You can set the following inputs:

| Name | Default | Description |
| ------------------------------------------ | -------------- | ------------------------------------------------------------------------------- |
| `github-token` | `github.token` | GitHub token to get jobs and steps if needed |
| `github-token-rate-limit-metrics` | `github.token` | GitHub token for rate limit metrics |
| `datadog-api-key` | - | Datadog API key. If not set, this action does not send metrics actually |
| `datadog-site` | - | Datadog Server name such as `datadoghq.eu`, `ddog-gov.com`, `us3.datadoghq.com` |
| `datadog-tags` | - | Additional tags in the form of `key:value` in a multiline string |
| `metrics-patterns` | - | Filter the metrics by patterns in a multiline string |
| `send-pull-request-labels` | `false` | Send pull request labels as Datadog tags |
| `collect-job-metrics` | `false` | Collect job metrics |
| `collect-step-metrics` | `false` | Collect step metrics |
| `prefer-distribution-workflow-run-metrics` | `false` | If true, send the distribution metrics instead of gauge metrics |
| `prefer-distribution-job-metrics` | `false` | If true, send the distribution metrics instead of gauge metrics |
| `prefer-distribution-step-metrics` | `false` | If true, send the distribution metrics instead of gauge metrics |

### Filter metrics

If `metrics-patterns` is set, this action sends the metrics filtered by the glob patterns.
The glob specification is same as [the filters of workflow](https://docs.github.com/en/actions/writing-workflows/choosing-when-your-workflow-runs/triggering-a-workflow#using-filters).

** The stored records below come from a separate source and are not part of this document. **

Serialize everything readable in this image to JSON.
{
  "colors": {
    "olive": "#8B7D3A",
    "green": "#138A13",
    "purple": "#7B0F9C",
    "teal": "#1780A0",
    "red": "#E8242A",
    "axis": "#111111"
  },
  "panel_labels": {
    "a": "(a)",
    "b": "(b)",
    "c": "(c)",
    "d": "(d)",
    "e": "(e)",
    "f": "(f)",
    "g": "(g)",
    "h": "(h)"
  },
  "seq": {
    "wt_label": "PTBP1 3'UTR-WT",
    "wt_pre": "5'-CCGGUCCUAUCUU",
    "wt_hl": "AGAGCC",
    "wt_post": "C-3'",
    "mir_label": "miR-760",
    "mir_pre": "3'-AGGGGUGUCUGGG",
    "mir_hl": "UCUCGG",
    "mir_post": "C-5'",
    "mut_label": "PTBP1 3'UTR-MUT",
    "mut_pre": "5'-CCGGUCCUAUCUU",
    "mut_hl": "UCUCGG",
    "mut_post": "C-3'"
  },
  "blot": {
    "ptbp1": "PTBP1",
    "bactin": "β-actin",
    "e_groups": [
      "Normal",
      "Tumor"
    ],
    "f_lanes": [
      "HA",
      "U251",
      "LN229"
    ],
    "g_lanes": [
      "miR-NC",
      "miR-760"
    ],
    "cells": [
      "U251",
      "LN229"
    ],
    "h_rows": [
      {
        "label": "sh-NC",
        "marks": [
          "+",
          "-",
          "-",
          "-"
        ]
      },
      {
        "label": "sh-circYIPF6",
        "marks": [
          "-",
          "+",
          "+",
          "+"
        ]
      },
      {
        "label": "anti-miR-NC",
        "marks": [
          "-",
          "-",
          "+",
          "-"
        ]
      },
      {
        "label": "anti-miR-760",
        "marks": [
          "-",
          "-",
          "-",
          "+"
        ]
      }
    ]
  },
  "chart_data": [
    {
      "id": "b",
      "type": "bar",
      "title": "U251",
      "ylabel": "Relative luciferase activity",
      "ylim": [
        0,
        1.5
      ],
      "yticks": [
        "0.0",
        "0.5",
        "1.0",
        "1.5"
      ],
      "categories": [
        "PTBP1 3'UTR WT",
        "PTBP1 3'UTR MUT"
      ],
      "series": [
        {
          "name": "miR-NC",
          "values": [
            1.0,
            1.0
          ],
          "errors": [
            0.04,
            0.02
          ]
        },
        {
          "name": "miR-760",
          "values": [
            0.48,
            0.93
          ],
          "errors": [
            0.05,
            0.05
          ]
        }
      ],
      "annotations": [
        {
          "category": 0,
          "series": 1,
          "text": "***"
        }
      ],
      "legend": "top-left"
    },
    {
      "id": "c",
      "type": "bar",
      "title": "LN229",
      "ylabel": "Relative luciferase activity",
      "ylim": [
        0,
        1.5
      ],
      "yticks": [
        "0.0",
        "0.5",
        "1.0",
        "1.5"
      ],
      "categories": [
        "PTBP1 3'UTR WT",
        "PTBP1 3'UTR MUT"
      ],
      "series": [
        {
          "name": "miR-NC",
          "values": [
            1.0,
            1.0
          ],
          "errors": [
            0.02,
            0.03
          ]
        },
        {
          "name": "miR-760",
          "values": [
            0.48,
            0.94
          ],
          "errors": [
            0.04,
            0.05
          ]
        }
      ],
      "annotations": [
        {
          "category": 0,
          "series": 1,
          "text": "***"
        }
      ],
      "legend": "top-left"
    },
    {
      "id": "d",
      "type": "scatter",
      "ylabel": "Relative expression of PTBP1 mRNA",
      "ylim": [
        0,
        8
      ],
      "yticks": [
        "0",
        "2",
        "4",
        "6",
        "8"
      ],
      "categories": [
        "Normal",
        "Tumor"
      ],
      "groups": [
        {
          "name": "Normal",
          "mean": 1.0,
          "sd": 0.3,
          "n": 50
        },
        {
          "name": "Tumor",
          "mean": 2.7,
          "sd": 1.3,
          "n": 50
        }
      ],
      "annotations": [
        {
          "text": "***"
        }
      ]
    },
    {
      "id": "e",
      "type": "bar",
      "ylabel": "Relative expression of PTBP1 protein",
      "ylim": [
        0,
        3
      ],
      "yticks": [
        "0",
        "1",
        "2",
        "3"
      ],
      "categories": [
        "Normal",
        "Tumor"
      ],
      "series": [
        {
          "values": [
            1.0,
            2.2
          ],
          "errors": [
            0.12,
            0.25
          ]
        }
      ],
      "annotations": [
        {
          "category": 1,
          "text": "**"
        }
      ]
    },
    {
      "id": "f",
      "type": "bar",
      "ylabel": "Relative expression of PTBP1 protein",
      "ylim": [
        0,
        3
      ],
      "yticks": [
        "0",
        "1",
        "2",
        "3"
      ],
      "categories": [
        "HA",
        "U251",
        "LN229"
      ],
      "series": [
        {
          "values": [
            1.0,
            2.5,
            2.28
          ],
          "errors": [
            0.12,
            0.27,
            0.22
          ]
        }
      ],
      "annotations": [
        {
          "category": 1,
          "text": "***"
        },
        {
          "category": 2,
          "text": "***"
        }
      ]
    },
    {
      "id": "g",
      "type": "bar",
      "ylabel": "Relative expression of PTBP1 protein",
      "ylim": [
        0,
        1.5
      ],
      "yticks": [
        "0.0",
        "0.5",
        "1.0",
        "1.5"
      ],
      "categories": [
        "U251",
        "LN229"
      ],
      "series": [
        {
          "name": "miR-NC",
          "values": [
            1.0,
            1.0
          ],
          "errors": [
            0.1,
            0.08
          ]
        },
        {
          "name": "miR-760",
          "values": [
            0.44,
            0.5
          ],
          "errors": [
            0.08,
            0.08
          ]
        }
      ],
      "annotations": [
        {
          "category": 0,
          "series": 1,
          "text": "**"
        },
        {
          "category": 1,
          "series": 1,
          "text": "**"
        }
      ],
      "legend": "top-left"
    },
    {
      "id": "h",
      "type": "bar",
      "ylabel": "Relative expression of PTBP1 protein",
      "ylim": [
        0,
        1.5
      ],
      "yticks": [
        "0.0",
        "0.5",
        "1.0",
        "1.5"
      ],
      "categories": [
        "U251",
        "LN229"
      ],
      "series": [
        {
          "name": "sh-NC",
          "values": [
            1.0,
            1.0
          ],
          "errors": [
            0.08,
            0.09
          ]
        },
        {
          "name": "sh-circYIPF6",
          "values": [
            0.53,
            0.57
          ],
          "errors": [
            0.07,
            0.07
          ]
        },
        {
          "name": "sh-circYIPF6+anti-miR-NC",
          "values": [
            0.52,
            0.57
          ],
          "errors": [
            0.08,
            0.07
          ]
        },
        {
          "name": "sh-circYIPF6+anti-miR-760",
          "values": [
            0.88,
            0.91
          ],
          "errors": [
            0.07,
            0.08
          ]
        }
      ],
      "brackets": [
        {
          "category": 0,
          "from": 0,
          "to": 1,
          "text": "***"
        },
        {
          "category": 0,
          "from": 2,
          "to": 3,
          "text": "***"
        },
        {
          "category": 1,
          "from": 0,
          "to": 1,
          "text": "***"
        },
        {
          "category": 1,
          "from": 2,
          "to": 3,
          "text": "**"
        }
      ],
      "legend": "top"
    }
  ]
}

To include the specific metrics,

```yaml
steps:
- uses: int128/datadog-actions-metrics@v1
with:
metrics-patterns: |
github.actions.workflow_run.*
github.actions.job.*
```

To exclude the specific metrics,

```yaml
steps:
- uses: int128/datadog-actions-metrics@v1
with:
metrics-patterns: |
*
!github.actions.*.conclusion.*
```

If both include and exclude patterns are given, the later pattern has higher precedence.

### Proxy

To connect to Datadog API via a HTTPS proxy, set `https_proxy` environment variable.
For example,

```yaml
steps:
- uses: int128/datadog-actions-metrics@v1
with:
datadog-api-key: ${{ secrets.DATADOG_API_KEY }}
env:
https_proxy: http://proxy.example.com:8080
```

## Contribution

This is an open source software.
Feel free to open issues and pull requests.